Death: Learning to Say the D Word

By: Peju Simoyan (MD, MPH)

In a recent essay published in Pulse, Dr. Charlotte Grinberg reflected on some of her experiences as a medical intern related to how doctors tend to communicate about the end of life, avoiding the words like “death” or “dying”. She noted the importance of using direct language when discussing death with colleagues, patients and family members (1).

As an intern several years ago, I received a handbook prepared by the senior residents in our residency program. The handbook contained advice about many things we needed to know as freshly minted physicians, including the need to communicate clearly with family members when patients die. The instructions were clear: avoid statements like “no longer with us”, make sure you say the word “dead”.  For some reason, that stands out as the one thing I remember from that handbook, more than a decade later.

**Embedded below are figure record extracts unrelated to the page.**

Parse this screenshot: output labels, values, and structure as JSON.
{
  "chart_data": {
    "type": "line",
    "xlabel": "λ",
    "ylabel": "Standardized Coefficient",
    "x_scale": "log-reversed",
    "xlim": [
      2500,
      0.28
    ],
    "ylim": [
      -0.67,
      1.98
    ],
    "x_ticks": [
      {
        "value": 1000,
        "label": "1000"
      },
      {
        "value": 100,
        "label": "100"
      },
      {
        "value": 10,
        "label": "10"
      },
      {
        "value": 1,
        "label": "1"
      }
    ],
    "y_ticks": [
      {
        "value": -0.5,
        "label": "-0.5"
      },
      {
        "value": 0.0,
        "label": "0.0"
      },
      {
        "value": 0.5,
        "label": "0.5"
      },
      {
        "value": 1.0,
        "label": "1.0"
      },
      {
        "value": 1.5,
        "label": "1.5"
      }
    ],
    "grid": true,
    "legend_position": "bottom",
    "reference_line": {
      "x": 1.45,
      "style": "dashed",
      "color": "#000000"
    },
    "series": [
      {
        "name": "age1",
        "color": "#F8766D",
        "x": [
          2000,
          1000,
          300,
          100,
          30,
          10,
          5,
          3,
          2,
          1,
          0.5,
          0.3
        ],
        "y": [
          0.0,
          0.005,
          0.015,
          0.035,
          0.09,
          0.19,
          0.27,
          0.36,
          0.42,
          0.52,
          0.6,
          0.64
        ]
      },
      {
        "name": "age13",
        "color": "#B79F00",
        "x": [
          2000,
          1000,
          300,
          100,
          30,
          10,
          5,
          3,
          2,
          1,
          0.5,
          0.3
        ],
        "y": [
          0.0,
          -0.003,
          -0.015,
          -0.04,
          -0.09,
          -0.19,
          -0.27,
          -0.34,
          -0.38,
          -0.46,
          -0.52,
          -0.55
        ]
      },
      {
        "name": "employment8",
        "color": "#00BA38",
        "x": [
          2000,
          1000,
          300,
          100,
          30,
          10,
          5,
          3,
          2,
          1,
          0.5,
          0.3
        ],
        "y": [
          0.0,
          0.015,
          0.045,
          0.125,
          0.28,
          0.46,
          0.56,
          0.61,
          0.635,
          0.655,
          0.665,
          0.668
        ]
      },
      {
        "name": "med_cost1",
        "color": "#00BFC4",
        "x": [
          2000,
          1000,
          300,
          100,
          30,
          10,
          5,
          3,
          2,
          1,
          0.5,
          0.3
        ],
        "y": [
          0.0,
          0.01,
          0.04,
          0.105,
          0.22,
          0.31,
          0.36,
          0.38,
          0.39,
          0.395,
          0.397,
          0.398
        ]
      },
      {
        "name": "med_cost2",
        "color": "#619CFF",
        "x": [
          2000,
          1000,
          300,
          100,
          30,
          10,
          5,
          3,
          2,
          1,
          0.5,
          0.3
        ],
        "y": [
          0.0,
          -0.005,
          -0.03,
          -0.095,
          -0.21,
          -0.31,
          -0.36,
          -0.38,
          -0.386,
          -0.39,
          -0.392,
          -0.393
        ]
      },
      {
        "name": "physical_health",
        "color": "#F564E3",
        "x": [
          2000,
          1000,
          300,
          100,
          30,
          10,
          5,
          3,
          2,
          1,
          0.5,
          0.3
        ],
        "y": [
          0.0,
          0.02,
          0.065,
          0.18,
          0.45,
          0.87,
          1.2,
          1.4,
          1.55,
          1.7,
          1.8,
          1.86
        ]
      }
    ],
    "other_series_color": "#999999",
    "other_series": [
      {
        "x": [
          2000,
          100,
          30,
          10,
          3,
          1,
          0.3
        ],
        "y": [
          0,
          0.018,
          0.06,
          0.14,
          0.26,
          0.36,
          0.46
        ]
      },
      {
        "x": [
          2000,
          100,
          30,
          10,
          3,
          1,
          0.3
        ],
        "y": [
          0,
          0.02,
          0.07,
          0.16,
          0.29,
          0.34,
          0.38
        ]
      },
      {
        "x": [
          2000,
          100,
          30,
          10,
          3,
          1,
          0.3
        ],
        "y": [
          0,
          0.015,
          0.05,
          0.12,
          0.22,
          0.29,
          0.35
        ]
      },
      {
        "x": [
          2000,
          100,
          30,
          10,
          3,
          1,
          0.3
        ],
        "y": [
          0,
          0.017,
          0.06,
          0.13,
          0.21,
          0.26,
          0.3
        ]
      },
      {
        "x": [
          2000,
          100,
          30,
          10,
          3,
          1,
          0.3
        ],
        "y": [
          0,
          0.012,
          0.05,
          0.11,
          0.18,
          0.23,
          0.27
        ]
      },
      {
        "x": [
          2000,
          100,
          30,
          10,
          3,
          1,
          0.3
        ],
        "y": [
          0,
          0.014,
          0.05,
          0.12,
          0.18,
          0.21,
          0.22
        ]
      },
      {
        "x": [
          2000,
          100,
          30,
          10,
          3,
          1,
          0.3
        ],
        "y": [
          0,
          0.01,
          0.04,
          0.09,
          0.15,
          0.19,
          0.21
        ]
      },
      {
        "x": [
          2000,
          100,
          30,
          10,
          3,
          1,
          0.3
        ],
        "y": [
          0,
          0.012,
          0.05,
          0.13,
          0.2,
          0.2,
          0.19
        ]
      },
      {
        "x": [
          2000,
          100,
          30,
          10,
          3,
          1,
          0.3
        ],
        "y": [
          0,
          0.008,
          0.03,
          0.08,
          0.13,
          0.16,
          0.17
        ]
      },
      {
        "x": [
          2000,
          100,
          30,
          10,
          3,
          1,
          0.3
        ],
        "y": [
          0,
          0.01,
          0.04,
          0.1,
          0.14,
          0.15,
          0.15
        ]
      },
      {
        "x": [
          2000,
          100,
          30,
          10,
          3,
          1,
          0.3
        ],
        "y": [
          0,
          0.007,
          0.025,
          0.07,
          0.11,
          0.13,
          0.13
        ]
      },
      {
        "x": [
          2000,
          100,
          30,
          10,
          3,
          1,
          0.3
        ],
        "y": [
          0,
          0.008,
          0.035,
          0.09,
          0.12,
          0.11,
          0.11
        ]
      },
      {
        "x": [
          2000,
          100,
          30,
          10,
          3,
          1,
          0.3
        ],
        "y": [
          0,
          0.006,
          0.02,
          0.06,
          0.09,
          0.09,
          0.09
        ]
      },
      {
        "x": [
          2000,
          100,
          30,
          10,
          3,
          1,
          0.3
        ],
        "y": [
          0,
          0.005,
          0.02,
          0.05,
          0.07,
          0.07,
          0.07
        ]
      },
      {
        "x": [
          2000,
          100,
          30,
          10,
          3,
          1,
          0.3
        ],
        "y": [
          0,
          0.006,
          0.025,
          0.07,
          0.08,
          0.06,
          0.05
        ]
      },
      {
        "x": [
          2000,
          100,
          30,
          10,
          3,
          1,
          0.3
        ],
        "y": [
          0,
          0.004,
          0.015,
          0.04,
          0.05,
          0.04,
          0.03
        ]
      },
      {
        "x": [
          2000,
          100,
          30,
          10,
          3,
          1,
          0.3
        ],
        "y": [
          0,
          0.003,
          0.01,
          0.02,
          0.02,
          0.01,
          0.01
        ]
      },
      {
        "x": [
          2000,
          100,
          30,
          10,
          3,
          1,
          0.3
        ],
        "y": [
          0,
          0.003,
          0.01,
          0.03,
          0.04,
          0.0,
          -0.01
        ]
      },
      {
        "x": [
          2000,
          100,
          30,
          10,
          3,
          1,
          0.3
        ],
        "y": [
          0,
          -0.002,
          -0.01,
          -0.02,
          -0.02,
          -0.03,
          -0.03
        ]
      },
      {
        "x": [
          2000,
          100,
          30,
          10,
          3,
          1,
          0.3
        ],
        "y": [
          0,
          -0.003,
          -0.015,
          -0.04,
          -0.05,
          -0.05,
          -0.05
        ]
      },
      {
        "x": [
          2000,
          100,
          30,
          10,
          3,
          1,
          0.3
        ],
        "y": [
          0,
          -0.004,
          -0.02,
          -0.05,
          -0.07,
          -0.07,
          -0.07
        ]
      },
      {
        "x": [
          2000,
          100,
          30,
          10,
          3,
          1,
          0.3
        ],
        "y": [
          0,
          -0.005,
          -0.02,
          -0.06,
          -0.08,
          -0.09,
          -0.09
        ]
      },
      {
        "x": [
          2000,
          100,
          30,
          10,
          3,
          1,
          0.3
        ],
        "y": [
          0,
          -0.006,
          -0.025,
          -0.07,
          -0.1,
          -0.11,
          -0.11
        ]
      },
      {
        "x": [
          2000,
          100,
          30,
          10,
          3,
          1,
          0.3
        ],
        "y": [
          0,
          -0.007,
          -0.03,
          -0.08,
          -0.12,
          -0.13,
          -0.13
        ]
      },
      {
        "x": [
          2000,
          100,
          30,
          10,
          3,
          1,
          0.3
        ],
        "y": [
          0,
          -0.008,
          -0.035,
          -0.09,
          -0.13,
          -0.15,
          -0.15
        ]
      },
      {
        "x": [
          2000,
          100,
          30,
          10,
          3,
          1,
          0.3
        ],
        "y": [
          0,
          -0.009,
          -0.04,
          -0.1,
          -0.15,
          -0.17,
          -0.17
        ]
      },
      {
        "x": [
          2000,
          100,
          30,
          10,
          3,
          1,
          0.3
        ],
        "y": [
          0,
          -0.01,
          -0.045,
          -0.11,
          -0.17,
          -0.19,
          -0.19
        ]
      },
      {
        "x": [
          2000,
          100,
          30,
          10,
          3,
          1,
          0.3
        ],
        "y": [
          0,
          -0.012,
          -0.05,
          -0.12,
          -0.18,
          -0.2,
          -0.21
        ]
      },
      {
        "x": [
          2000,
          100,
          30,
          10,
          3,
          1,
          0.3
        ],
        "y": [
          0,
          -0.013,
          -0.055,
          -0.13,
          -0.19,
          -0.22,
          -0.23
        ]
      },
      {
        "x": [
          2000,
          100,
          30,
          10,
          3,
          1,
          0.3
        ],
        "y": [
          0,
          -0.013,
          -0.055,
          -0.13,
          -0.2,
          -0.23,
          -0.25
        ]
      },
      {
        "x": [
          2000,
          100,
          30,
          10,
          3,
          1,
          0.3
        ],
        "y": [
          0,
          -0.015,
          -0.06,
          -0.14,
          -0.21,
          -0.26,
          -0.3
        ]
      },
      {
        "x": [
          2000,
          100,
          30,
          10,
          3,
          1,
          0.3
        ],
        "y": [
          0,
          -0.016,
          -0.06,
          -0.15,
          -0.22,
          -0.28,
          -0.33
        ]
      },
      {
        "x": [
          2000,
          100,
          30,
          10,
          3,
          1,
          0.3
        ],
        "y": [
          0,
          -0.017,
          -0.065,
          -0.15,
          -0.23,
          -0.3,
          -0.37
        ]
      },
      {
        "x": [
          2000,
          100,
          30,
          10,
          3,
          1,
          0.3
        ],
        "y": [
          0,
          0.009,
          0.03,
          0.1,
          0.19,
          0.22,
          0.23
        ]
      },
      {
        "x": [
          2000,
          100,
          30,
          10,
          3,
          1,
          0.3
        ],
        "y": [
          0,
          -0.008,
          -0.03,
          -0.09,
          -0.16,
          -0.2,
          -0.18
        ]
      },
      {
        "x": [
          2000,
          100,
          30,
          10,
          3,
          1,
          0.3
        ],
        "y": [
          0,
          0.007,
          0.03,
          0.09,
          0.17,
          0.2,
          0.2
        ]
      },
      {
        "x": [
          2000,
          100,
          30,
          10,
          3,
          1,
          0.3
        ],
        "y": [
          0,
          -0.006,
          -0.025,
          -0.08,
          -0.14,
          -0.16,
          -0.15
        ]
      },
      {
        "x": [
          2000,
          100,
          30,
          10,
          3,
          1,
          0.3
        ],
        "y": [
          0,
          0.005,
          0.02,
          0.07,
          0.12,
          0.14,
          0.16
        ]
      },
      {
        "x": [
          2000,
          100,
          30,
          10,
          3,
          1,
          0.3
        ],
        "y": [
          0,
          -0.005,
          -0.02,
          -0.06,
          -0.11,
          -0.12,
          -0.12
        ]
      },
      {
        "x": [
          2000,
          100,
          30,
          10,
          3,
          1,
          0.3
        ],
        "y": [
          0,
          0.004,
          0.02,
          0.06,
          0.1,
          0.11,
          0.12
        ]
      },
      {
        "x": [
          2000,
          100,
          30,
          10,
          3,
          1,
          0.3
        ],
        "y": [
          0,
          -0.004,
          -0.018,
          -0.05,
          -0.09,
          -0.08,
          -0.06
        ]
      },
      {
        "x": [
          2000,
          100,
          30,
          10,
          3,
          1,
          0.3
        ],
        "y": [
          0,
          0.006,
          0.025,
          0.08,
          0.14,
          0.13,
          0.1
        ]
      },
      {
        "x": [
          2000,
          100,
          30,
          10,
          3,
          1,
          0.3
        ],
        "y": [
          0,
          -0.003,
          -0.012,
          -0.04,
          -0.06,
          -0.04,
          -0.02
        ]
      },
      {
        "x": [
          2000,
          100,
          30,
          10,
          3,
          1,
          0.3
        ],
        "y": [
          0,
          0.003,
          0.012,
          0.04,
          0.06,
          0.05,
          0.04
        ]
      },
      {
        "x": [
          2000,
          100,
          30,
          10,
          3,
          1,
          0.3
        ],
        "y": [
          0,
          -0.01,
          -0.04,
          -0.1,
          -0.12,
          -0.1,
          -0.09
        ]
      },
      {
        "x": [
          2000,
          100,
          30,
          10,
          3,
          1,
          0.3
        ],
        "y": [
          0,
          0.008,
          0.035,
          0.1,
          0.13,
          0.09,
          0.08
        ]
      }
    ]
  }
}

In religious circles, we frequently say a deceased person “has gone to be with the Lord”, or “gone to rest”, “transitioned to glory”, or something along those lines. A colleague who is also a long- term friend was on the phone with me several years ago, discussing something totally unrelated, and then casually mentioned that her ex-husband had “gone to heaven” a few months prior. I was taken aback that she would inform me of his death in such a casual, if spiritual manner. She might as well have been telling me that he had gone to the store.

When my own father passed away unexpectedly last fall, I found myself doing the same thing when I informed a few friends via text messages that my Dad had “gone to see Jesus”. One of my siblings wrote an informal announcement which stated, among other things, that our Dad had “decided to call it a day”. I believe that was appropriate for the context. When it was time for a more formal newspaper announcement, I took it upon myself to provide the text. This time, I used the “D” word, stating that we were announcing our father’s death. I remember wondering if I should have replaced “death” with something that sounded more “spiritual”. One of my siblings, without my discussing it with him suggested that perhaps we should avoid the word “death” and use a phrase like “transition to glory”. (That phrase had already been used as the heading for the announcement). Somehow, the advice I had received in my first year of residency must have stayed with me. I spoke with another sibling about this and added, “At some point, we have to use the word “death”.  This sibling agreed, responding “because that is what it is”.

I believe there is something comforting about the spiritual terminology many of us have grown accustomed to when it comes to discussing death, but this should not keep us from acknowledging its reality.  When my mother died over a decade ago, I remember cringing internally when people would talk to me and casually say things like “when your mother died”. It was almost as if I mentally accepted that she was gone but didn’t want to hear other people acknowledge it so directly. In order to discuss death and dying in the appropriate manner with our patients, we need to recognize our own reservations and find healthy ways of dealing with them. Being caring, compassionate healthcare providers at times involves having honest but difficult conversations. We need to overcome our own internal barriers in order to do this effectively.   I can’t help wondering why that one statement in the intern’s handbook has stayed with me till this day, but it turned out to be a very valuable piece of advice.

  1. Grinberg, C. Saying the D-word.

Peju Simoyan is a Medical Doctor. She lives and works in the United States of America.